Via Creative Commons by Kadodee
“Have fun,” I told him, and thought nothing more of it. I had no desire to go to Paris in November, no more than I wanted to go Maryland in November. November is a month best spent in the south with palm trees, ice cold Bud, and a deep fried turkey.
I learned later that my dearest dad, upon hanging up the phone after our conversation, realized that the only way to save face out of this exchange – because God forbid he not save face – was to actually go with my mother to Paris. And, so they did and they loved it, of course. This started their annual Thanksgiving holiday jaunt to Paris which grew into annual fall and spring trips which then slid into fantasizing about purchasing real estate in Paris and living there six months out of the year after they retired. Fate decided that at that point, they should meet another American couple in Paris who had in fact fulfilled this fantasy. This couple enabled my parents to bring their dream to fruition by introducing them to two lovely ladies who make these kind of arrangements for Americans in Paris. About 12 years after that phone call, my parents were the proud owners of a tiny 400 square foot apartment in Paris.

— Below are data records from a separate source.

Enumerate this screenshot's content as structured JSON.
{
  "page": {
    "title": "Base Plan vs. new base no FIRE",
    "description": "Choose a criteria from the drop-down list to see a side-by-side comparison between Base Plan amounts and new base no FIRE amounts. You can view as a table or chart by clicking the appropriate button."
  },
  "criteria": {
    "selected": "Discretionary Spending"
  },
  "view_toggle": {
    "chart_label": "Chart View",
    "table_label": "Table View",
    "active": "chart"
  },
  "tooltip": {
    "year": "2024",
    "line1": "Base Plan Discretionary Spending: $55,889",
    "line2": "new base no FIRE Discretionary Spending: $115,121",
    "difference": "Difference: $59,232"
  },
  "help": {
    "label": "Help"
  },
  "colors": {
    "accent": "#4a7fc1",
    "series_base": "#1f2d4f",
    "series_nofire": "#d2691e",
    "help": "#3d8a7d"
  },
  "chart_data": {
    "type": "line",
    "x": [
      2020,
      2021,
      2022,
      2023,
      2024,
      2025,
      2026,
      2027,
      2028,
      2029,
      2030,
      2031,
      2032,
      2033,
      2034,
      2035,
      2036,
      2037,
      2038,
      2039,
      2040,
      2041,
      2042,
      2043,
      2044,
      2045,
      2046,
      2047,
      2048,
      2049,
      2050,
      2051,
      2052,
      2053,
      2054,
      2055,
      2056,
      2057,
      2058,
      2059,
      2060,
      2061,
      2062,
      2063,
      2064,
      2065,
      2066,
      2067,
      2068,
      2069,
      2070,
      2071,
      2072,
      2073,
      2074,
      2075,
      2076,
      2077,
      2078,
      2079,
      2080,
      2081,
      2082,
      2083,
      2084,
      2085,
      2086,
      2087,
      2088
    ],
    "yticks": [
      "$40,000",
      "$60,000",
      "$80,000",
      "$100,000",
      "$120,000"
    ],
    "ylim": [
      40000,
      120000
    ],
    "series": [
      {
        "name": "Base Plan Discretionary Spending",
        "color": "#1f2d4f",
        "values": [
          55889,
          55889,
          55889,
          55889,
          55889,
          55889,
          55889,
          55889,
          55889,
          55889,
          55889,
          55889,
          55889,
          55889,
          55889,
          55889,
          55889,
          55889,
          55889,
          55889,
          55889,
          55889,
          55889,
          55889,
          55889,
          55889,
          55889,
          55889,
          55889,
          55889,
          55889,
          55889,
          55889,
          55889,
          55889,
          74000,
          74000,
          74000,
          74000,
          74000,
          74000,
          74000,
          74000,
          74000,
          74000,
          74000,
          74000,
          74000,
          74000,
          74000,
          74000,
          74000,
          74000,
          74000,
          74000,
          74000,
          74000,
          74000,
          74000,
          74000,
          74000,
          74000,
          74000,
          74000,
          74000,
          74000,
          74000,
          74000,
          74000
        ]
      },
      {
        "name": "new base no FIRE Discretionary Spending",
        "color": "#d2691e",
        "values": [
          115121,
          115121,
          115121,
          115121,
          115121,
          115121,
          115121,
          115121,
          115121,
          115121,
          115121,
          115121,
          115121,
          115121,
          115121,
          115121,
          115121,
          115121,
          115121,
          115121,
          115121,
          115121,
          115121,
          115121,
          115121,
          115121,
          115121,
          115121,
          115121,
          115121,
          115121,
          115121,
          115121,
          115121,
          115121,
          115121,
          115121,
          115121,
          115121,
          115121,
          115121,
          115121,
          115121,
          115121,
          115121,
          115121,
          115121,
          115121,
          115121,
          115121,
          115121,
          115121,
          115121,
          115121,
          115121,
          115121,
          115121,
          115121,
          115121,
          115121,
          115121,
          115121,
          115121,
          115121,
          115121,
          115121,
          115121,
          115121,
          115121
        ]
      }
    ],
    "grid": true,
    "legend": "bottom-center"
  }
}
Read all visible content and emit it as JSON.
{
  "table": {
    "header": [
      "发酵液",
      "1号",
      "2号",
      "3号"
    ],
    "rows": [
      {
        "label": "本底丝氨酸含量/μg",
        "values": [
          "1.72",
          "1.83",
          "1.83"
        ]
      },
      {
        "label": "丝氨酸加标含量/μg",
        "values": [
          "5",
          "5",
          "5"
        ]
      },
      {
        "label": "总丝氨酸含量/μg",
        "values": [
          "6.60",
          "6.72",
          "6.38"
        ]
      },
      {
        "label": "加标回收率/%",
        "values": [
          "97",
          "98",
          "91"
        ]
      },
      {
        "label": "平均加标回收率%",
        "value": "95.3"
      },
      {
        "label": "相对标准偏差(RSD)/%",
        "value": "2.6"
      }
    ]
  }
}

How does having an apartment on the Continent work whilst maintaining a residence in the US? It’s called The Good Daughter Service. That first summer, they still had their home in Maryland so I just handled the mail. They had a nice young man to take care of the house and car while they were gone. After that first summer, though, they finally made good on their
threat promise to move down South to live near yours truly and the brood. They arrived permanently in November 2009 while Rex was cooking in the oven.

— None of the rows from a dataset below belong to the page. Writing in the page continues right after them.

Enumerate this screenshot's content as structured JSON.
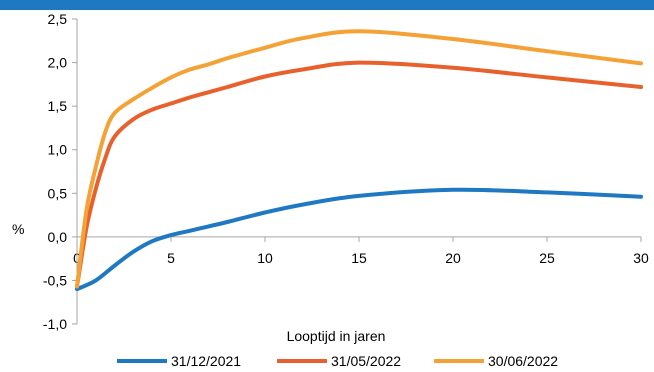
{
  "chart_data": {
    "type": "line",
    "xlabel": "Looptijd in jaren",
    "ylabel": "%",
    "xlim": [
      0,
      30
    ],
    "ylim": [
      -1.0,
      2.5
    ],
    "x_ticks": [
      "0",
      "5",
      "10",
      "15",
      "20",
      "25",
      "30"
    ],
    "y_ticks": [
      "2,5",
      "2,0",
      "1,5",
      "1,0",
      "0,5",
      "0,0",
      "-0,5",
      "-1,0"
    ],
    "grid": false,
    "legend_position": "bottom",
    "colors": {
      "header_band": "#1e78c2",
      "axis": "#a6a6a6"
    },
    "series": [
      {
        "name": "31/12/2021",
        "color": "#1e78c2",
        "x": [
          0,
          1,
          2,
          3,
          4,
          5,
          6,
          7,
          8,
          10,
          12,
          15,
          20,
          25,
          30
        ],
        "y": [
          -0.6,
          -0.5,
          -0.33,
          -0.17,
          -0.05,
          0.02,
          0.07,
          0.12,
          0.17,
          0.28,
          0.37,
          0.47,
          0.54,
          0.51,
          0.46
        ]
      },
      {
        "name": "31/05/2022",
        "color": "#e8612c",
        "x": [
          0,
          0.5,
          1,
          1.5,
          2,
          3,
          4,
          5,
          6,
          7,
          8,
          10,
          12,
          15,
          20,
          25,
          30
        ],
        "y": [
          -0.57,
          0.1,
          0.55,
          0.9,
          1.15,
          1.35,
          1.46,
          1.53,
          1.6,
          1.66,
          1.72,
          1.84,
          1.92,
          2.0,
          1.94,
          1.83,
          1.72
        ]
      },
      {
        "name": "30/06/2022",
        "color": "#f4a236",
        "x": [
          0,
          0.5,
          1,
          1.5,
          2,
          3,
          4,
          5,
          6,
          7,
          8,
          10,
          12,
          15,
          20,
          25,
          30
        ],
        "y": [
          -0.57,
          0.3,
          0.8,
          1.2,
          1.42,
          1.58,
          1.71,
          1.83,
          1.92,
          1.98,
          2.05,
          2.17,
          2.28,
          2.36,
          2.27,
          2.13,
          1.99
        ]
      }
    ]
  }
}
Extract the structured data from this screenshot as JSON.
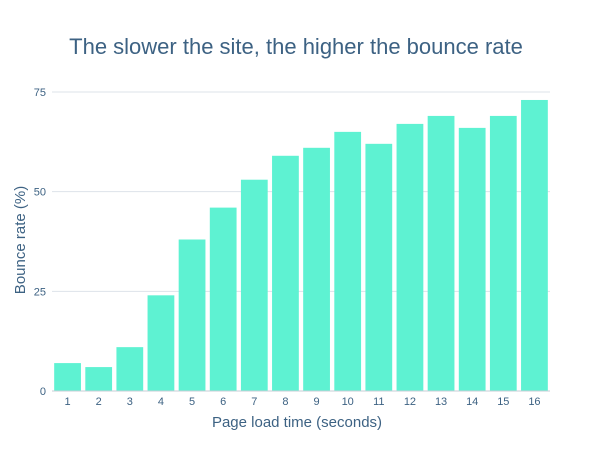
{
  "chart_data": {
    "type": "bar",
    "title": "The slower the site, the higher the bounce rate",
    "xlabel": "Page load time (seconds)",
    "ylabel": "Bounce rate (%)",
    "categories": [
      "1",
      "2",
      "3",
      "4",
      "5",
      "6",
      "7",
      "8",
      "9",
      "10",
      "11",
      "12",
      "13",
      "14",
      "15",
      "16"
    ],
    "values": [
      7,
      6,
      11,
      24,
      38,
      46,
      53,
      59,
      61,
      65,
      62,
      67,
      69,
      66,
      69,
      73
    ],
    "ylim": [
      0,
      75
    ],
    "yticks": [
      0,
      25,
      50,
      75
    ],
    "grid": true,
    "legend": "none"
  },
  "colors": {
    "bar": "#5ef2d2",
    "title": "#3d6283",
    "text": "#3d6283",
    "grid": "#dde3ea",
    "axis": "#c7ced6"
  }
}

While Rex was cooking when they got here, he was in his full newborn glory by the time they left for Paris that next May. I will not sugar coat what this was like when they left: it sucked. It sucked in every way possible. Two large pillars of support that we had during those crazy infant days and maternity leave haze were gone just like that. To top it off, I was now responsible not only for my house, cars, mail, husband, and animals, but I was also responsible for their house, cars and mail.
I really resented them leaving that year. Not only was I getting all of this extra work, I felt like they were abandoning us. They weren’t there to see their only grandchild grow (and grow and grow) or reach those baby milestones of sitting up and crawling. They weren’t there to see and help me be a mom. This was that first major life event of mine that they weren’t around when I felt I needed them and it hurt. On my darker days, I was very angry with them for leaving me knee-deep in spit-up covered clothes, binkies and their AARP newsletters to frolic in Paris.

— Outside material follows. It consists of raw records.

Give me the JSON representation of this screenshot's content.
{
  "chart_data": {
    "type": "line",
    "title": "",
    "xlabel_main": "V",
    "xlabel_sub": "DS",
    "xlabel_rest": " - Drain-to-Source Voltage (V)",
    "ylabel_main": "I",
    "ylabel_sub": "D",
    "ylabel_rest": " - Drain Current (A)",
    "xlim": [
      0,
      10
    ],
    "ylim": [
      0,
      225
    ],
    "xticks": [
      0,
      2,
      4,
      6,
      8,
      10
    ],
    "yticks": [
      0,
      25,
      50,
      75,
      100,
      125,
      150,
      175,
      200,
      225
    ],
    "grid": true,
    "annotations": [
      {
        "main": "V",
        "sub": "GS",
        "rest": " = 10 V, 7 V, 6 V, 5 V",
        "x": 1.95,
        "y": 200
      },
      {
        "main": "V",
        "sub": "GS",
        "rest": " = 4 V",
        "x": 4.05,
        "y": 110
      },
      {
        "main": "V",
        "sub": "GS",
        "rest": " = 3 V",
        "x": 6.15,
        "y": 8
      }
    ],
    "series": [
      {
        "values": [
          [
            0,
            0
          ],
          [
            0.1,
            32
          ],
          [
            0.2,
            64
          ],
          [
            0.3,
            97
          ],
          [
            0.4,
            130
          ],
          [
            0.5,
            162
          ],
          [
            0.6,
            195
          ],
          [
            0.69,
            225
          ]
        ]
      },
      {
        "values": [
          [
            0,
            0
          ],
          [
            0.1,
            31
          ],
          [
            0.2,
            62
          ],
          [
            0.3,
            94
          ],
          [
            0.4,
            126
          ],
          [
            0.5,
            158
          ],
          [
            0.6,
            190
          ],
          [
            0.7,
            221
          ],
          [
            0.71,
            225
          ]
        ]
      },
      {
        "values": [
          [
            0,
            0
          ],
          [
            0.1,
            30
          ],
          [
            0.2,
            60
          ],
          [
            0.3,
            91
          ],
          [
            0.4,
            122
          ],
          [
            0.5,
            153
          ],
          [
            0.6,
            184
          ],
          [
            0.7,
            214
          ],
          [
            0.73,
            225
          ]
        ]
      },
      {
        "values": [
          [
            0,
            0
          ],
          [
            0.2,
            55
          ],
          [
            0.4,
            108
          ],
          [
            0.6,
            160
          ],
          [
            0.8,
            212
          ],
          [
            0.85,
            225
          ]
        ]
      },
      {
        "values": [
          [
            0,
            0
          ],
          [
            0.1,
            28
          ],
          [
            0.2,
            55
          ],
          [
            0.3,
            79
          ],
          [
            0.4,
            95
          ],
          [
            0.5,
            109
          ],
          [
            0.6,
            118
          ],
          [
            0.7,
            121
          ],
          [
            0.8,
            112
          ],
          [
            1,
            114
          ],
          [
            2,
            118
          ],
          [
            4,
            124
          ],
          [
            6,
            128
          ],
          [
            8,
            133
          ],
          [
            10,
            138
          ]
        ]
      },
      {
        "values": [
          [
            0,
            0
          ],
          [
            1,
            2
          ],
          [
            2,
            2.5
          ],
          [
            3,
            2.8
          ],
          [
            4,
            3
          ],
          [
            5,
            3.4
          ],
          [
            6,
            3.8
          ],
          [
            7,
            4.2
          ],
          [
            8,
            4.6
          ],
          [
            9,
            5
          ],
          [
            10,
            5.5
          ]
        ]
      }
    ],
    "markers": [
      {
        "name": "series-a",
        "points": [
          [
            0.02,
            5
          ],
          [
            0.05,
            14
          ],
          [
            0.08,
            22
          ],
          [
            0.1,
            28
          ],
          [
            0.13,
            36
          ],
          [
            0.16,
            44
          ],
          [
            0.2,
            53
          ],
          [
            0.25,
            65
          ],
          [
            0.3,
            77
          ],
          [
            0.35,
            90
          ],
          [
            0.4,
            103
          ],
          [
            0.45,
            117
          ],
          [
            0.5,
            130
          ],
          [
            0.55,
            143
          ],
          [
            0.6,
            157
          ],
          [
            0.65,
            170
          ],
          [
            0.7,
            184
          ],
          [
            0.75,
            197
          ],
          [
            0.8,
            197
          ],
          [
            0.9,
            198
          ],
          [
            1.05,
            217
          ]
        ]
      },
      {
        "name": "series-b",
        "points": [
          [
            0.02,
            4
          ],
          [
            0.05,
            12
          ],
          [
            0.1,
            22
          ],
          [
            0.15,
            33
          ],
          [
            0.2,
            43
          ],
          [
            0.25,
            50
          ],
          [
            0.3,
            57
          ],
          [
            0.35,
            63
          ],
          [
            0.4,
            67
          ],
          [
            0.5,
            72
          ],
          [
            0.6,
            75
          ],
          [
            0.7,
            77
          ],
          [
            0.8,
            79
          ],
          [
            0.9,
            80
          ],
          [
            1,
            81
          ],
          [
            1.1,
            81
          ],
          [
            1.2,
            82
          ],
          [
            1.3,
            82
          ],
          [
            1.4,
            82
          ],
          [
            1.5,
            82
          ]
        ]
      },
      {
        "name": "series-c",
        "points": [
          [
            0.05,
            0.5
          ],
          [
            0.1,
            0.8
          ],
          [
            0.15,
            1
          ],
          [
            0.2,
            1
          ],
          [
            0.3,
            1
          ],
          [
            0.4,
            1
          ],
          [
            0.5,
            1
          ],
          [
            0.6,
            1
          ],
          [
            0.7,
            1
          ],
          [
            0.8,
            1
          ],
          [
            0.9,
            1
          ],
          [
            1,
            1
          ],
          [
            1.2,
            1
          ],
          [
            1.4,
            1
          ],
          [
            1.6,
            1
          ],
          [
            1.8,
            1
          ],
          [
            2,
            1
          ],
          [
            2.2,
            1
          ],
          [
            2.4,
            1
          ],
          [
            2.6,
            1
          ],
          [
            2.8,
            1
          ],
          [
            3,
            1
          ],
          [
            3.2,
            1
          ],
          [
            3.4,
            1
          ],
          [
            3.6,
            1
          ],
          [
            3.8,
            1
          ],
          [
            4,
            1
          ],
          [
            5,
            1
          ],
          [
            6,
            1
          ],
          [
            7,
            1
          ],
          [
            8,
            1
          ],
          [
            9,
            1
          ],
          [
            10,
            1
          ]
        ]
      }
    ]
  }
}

This year hasn’t been as bad simply because we have the hang of the Rex thing, we’re all sleeping pretty regularly and I’m not dealing with PPD. But, I still find myself getting annoyed at what I have to do for them and the New Yorkers that are threatening to take over my desk. I find myself not wanting to give them Rex updates to punish them for choosing Paris over us. Why should I send them pictures or videos when they can’t see the real thing because they decided to live the Gallic life? Childish, I know, but I feel it nonetheless.
To them, of course, this was and is the penultimate accomplishment of their post-working lives: they are literally living the dream. I don’t begrudge them that for a second because I know how hard they worked for it and how much they truly love it. And, they helped us so, so much while they were here last winter. I remind myself of this when they tell me how tired they are from trips to other parts of France and I feel like they expect me to sympathize with them about this awful turn of events. Or, when we Skype with them while its evening there and they are drinking large glasses of wine while I have a large glass of toddler in my lap who is trying to break my keyboard and the wine is under lock and key for another five hours.
I also just miss them. I can’t pick up the phone and just call them, which I prefer. The scheduled Skypes every Sunday frankly just don’t cut the mustard. Skype may be free but the delays in audio are annoying and it’s weird having my parents’ faces looming at me from the screen. If Rex is awake and around for the conversation, I have to keep him entertained and not breaking anything technical while also trying to have an adult conversation. And it ends up becoming yet another task that I have to do to help facilitate their fun.
I know I can control a lot of how I see this. I can focus on the fact that we basically have two free cars – with free gas – for the summer and an entire other house if we need it. We’re also doing a really good thing to help those people who gave up 18 years of their life for me. And, like everything in this world, it is not a permanent arrangement. The next 120 days – yes, I’m counting – will pass and they will return and we’ll get some time back. In the mean time, I think I’ll see what they left in their wine cabinet.